We have established beyond a reasonable doubt that knowledge comes from structure. Therefore, parsing IoT logs to create structure is a must do for making sense of this data. Remember the definition of big data – volume, variety and velocity. If you combine that with the business requirement of near real-time analytics, you are looking at a need for high data ingestion speeds. However, the issue is not of ingestion speeds but the total cost of ownership (TCO) for providing that. Today, with a proper application architecture, you can almost infinitely scale a platform horizontally to provide the required ingestion speed but you can’t prevent it from either being underutilized or bottlenecked. Cloud helps, but has its own issues of performance.

At a very high level, the process of creating structure consists of read, parse and load. While disk IO is slow, loading data into an indexed schema (structured) is even slower.
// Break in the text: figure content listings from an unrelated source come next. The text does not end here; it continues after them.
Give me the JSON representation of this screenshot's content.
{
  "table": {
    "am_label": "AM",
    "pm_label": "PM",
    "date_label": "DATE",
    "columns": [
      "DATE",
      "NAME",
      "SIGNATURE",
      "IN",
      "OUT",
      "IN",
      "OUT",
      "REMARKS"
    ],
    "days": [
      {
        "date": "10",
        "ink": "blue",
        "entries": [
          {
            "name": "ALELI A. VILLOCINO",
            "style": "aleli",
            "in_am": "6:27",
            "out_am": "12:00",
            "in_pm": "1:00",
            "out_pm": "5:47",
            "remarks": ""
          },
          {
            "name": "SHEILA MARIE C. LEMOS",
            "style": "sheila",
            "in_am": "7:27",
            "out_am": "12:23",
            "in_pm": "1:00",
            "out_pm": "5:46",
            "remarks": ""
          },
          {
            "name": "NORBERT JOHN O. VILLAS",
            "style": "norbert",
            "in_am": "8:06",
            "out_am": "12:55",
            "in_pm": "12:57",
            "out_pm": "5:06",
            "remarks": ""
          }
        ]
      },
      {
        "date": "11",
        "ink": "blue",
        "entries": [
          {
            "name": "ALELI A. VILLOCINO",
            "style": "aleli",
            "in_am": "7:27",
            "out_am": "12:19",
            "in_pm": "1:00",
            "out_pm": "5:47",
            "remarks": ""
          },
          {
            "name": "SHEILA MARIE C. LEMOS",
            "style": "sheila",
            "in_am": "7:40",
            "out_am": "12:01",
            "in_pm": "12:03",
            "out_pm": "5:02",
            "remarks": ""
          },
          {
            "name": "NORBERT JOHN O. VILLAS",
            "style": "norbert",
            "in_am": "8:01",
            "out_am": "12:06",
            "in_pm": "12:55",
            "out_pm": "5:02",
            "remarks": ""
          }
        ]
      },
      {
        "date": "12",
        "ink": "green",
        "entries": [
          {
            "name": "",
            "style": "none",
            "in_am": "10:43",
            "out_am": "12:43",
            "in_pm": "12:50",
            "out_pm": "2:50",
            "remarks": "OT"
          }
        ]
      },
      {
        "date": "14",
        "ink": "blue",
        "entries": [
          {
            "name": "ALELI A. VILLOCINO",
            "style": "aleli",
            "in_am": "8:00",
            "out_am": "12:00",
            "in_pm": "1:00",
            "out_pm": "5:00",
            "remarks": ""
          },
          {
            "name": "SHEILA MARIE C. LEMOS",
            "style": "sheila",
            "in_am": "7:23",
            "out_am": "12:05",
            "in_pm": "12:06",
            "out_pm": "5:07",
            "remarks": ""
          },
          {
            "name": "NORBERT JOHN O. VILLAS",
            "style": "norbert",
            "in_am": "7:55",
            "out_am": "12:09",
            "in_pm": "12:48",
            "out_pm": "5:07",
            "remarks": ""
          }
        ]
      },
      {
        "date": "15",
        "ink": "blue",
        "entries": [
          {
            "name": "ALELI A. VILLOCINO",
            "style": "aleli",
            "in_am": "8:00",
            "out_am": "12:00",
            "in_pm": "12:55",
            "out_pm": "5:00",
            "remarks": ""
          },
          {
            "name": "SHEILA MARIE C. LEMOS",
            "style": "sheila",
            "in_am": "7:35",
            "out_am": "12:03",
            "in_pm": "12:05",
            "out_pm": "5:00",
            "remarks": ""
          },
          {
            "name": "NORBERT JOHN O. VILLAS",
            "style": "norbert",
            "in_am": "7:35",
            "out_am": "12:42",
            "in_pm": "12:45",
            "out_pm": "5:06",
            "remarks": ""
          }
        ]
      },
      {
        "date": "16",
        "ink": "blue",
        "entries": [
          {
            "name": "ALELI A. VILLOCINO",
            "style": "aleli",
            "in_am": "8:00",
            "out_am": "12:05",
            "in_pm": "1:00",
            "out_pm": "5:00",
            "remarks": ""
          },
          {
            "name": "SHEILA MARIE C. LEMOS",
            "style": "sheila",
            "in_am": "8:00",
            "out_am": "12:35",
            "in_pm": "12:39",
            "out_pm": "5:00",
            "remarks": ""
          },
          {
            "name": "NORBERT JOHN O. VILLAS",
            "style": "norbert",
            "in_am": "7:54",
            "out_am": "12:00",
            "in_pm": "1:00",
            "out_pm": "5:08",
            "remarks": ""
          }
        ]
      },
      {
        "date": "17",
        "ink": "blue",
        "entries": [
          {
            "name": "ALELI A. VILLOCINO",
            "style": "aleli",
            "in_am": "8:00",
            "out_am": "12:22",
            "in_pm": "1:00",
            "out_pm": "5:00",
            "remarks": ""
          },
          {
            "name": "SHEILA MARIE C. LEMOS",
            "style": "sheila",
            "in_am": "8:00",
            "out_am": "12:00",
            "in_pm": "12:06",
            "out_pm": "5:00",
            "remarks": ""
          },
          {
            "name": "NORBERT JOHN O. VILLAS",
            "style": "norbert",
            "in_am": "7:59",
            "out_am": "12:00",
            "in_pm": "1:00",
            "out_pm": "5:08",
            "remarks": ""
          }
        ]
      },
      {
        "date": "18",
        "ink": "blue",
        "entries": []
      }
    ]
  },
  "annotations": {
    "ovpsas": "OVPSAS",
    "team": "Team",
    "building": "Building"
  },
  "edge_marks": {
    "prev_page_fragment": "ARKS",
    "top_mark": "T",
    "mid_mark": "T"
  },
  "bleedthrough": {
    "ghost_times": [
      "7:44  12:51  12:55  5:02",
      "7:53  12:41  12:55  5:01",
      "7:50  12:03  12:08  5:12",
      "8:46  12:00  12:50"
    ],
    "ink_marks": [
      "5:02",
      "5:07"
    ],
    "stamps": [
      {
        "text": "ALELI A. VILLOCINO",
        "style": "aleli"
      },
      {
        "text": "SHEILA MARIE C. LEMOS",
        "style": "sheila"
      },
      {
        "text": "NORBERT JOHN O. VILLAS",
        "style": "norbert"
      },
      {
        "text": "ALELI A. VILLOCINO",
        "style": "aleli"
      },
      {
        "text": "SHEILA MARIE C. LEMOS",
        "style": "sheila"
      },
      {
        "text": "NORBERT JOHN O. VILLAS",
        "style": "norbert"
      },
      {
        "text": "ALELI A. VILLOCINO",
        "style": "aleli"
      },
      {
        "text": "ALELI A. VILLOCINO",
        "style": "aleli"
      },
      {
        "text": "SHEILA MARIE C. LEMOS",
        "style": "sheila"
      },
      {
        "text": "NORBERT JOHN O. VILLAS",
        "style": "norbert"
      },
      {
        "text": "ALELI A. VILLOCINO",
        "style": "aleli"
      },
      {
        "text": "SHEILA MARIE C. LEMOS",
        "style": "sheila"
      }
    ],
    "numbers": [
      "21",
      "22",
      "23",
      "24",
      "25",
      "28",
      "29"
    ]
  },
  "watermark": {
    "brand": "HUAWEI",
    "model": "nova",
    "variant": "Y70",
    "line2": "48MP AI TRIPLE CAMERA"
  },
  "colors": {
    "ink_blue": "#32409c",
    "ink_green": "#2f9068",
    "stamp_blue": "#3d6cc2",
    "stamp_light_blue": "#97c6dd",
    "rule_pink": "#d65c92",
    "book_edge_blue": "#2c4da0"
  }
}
Both can benefit from spawning multiple threads. For scalability, Glassbeam uses the Akka actor framework, which provides not just a parallel but also an asynchronous processing environment. This gives optimum machine utilization because read, parse and load become asynchronous. But one can overwhelm the other – for example, if you read and parse too fast, you could push too much data into the load queue and risk an OOM error.

The solution lies in an auto-tuning application. This application is parallel and asynchronous but in addition, it also throttles or expands depending on the load in each segment of the asynchronous process. The overall speed will be limited by the slowest link in the chain. Typically, the maximum number of threads is defined in the receiver. Glassbeam uses Solr for search, and so for us Solr is a receiver (among others like CSV, Cassandra etc.). Solr config has an entry for the maximum number of threads. Obviously, this value is dependent on the resources given to Solr. Glassbeam’s asynchronous processes periodically send PerfMarker messages and measure the response path to determine how much they need to open up or throttle. They tune themselves to the speed and resources allocated to Solr. We don’t have to allocate resources based on maximum expected load, which helps us manage the TCO.